Linkage Switches in Local Elections: Evidence from the Workers’ Party in Brazil
How do politicians from programmatic parties govern when their programmatic commitments are inconsistent with voters' expectations? This paper demonstrates that anticipated electoral pressures can lead politicians from programmatic parties to resemble those from non-programmatic parties. When politicians from programmatic parties believe that voters will evaluate their performance using non-programmatic criteria, they engage in linkage switches: they initially campaign on programmatic platforms, but prioritize non-programmatic actions in office. I support this claim with evidence from Brazilian municipalities (1996-2012), where the Workers' Party (PT) employed programmatic appeals in an otherwise non-programmatic political context. Using a regression discontinuity design and the semi-automated text analysis of campaign platforms, I demonstrate that PT mayors initially ran on programmatic platforms, but once in office, they responded to anticipated electoral pressures by prioritizing actions that were inconsistent with the party's programmatic orientation.

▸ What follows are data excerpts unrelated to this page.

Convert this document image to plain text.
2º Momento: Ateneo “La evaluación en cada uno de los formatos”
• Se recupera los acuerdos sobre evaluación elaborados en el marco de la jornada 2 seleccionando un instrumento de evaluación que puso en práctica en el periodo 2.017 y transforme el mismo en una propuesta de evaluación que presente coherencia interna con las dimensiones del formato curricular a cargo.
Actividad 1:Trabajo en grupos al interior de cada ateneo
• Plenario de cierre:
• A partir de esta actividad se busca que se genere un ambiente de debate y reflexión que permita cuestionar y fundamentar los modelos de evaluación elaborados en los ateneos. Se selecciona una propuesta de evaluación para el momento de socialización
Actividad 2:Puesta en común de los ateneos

[published in Comparative Political Studies] [last working paper]
Size and Participatory Democracy: Evidence from Brazil’s Municipal Health Councils
How does the size of a community matter for the performance of participatory governance institutions (PGIs)? This paper draws on evidence from Brazil's municipal health councils to demonstrate that a single top-down participatory reform can create institutions with different levels of capacity and inclusion across different size contexts. It provides evidence that councils in larger municipalities have more capacity to influence the policymaking process than those in smaller municipalities, but tend to be less inclusive with regards to gender and class. These patterns shed light on the challenges to scaling up direct citizen participation and have broader implications for studying the consequences of PGIs.
[email for latest version]
Unlocking Suffrage: Disability Voting Rights in Latin America (with Annie Zetkulic)

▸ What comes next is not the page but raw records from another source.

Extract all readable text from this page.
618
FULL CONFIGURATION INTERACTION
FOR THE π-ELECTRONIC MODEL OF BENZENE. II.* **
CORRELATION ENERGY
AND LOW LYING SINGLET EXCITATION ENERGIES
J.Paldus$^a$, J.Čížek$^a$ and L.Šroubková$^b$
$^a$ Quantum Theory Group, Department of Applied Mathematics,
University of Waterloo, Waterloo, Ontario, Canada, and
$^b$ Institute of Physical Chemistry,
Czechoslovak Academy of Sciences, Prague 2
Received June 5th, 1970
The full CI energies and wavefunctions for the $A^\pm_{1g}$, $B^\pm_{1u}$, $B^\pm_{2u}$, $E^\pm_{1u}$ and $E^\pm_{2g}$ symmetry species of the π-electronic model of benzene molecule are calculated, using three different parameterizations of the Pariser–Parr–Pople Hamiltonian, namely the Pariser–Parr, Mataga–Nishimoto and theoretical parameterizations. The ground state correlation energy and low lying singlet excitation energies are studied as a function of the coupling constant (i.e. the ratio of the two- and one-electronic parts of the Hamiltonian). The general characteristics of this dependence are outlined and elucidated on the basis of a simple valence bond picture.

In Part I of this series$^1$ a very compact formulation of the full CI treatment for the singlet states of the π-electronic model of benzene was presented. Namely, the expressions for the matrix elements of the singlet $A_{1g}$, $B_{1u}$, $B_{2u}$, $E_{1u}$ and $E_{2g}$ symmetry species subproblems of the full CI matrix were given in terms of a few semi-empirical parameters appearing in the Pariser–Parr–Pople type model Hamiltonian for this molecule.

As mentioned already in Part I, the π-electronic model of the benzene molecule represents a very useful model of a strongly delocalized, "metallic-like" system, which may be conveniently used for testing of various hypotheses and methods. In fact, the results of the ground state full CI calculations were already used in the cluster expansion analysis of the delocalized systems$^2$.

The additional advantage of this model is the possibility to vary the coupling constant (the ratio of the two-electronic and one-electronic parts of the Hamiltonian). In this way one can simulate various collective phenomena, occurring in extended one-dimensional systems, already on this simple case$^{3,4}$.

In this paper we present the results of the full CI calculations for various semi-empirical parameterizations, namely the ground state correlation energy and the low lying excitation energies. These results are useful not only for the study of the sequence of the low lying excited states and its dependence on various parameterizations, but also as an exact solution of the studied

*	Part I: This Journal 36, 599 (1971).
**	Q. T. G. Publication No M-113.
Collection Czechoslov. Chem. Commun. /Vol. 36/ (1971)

To what extent are people with disabilities in Latin America guaranteed voting rights? And what explains variation across the region? Drawing on an original data set of disability voting rights reforms from 1980-2022, we demonstrate that suffrage expansions for people with disabilities differ from most forms of suffrage reform in three ways: (1) they require positive accommodations, not just the removal of negative prohibitions; (2) not all forms of accessibility are expanded at the same time; and (3) suffrage expansions for people with disabilities look different than other forms of suffrage expansions. These findings challenge existing theories of suffrage expansion, while shedding light on the disability community's continued struggle for full citizenship in Latin America.

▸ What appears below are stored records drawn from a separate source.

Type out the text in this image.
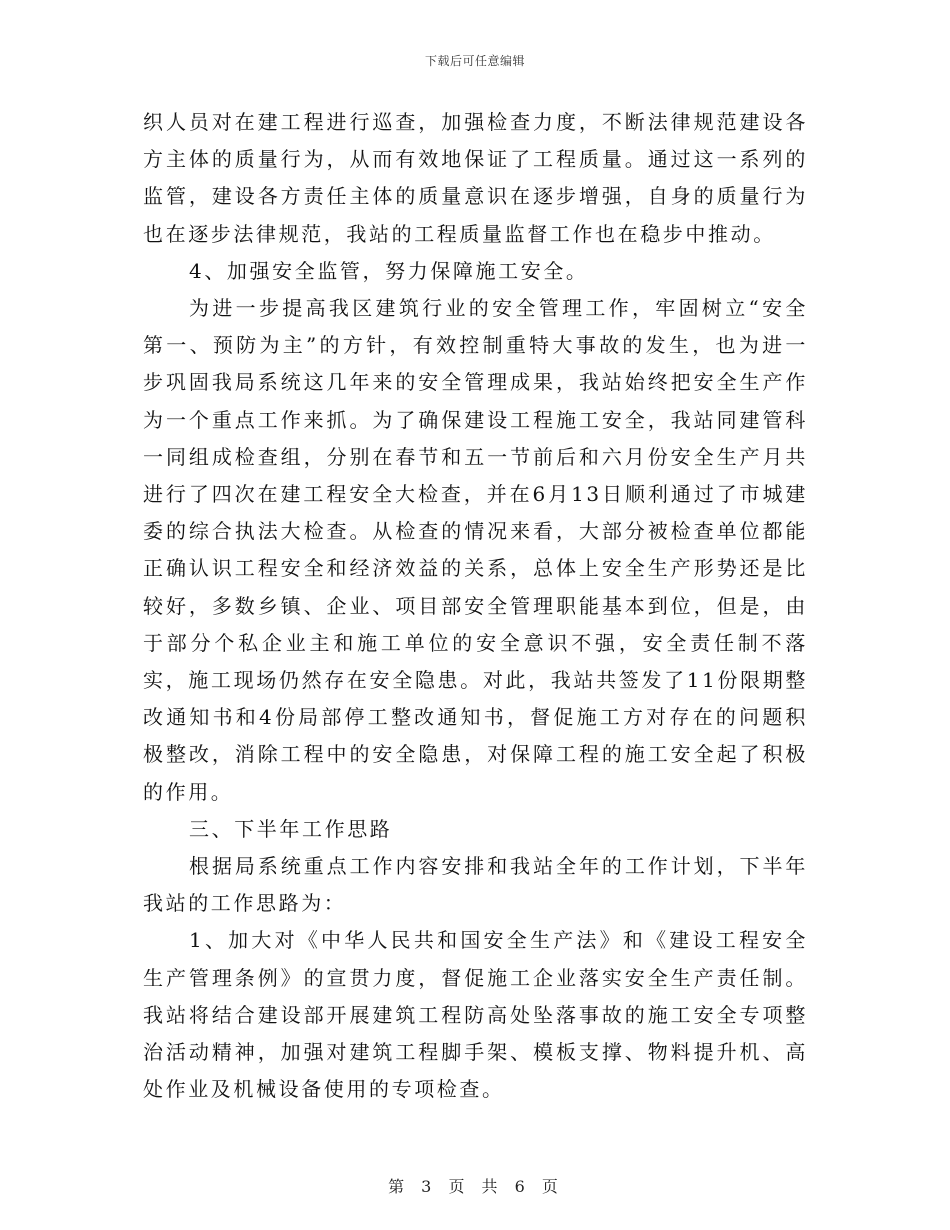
下载后可任意编辑

织人员对在建工程进行巡查，加强检查力度，不断法律规范建设各方主体的质量行为，从而有效地保证了工程质量。通过这一系列的监管，建设各方责任主体的质量意识在逐步增强，自身的质量行为也在逐步法律规范，我站的工程质量监督工作也在稳步中推动。

4、加强安全监管，努力保障施工安全。

为进一步提高我区建筑行业的安全管理工作，牢固树立“安全第一、预防为主”的方针，有效控制重特大事故的发生，也为进一步巩固我局系统这几年来的安全管理成果，我站始终把安全生产作为一个重点工作来抓。为了确保建设工程施工安全，我站同建管科一同组成检查组，分别在春节和五一节前后和六月份安全生产月共进行了四次在建工程安全大检查，并在6月13日顺利通过了市城建委的综合执法大检查。从检查的情况来看，大部分被检查单位都能正确认识工程安全和经济效益的关系，总体上安全生产形势还是比较好，多数乡镇、企业、项目部安全管理职能基本到位，但是，由于部分个私企业主和施工单位的安全意识不强，安全责任制不落实，施工现场仍然存在安全隐患。对此，我站共签发了11份限期整改通知书和4份局部停工整改通知书，督促施工方对存在的问题积极整改，消除工程中的安全隐患，对保障工程的施工安全起了积极的作用。

三、下半年工作思路

根据局系统重点工作内容安排和我站全年的工作计划，下半年我站的工作思路为：

1、加大对《中华人民共和国安全生产法》和《建设工程安全生产管理条例》的宣贯力度，督促施工企业落实安全生产责任制。我站将结合建设部开展建筑工程防高处坠落事故的施工安全专项整治活动精神，加强对建筑工程脚手架、模板支撑、物料提升机、高处作业及机械设备使用的专项检查。

第 3 页 共 6 页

[currently under revision] (last presented at LASA 2023)
Shared Class as an Electoral Heuristic in Brazil’s Local Elections
Do voters use a candidate's class as an electoral heuristic? And if so, how? Drawing on observational and experimental evidence from Brazil's local elections (2004-2016), I provide evidence that voters use shared class to draw inferences about a candidate's type. Candidates from different classes receive similar levels of overall support, but they receive disproportionate support from voters who share their class. The mechanisms underlying this finding vary by a voter's relative class position: upper-class voters use shared class to draw inferences about a candidate's quality, trustworthiness, and distributive commitments, but lower-class voters only use shared class to draw inferences about a candidate's trustworthiness and distributive commitments.
[Kellogg Working Paper]
Visibility and Local Electoral Accountability
How do voters use local elections to hold politicians accountable in decentralized contexts? Contrary to the common assumption that proximity helps citizens learn about local politicians' actions through first-hand observation, I suggest that proximity disproportionately provides citizens information about visible actions. Voters act on this information and reward incumbents for spending on highly visible actions, such as infrastructure projects and capital purchases, but these actions do not necessarily align with their stated preference for more spending on health care and education. I support these claims with evidence from Brazilian municipalities, including fine-grained budgetary data, electoral results from 2000-2012, and an original database of municipal election surveys.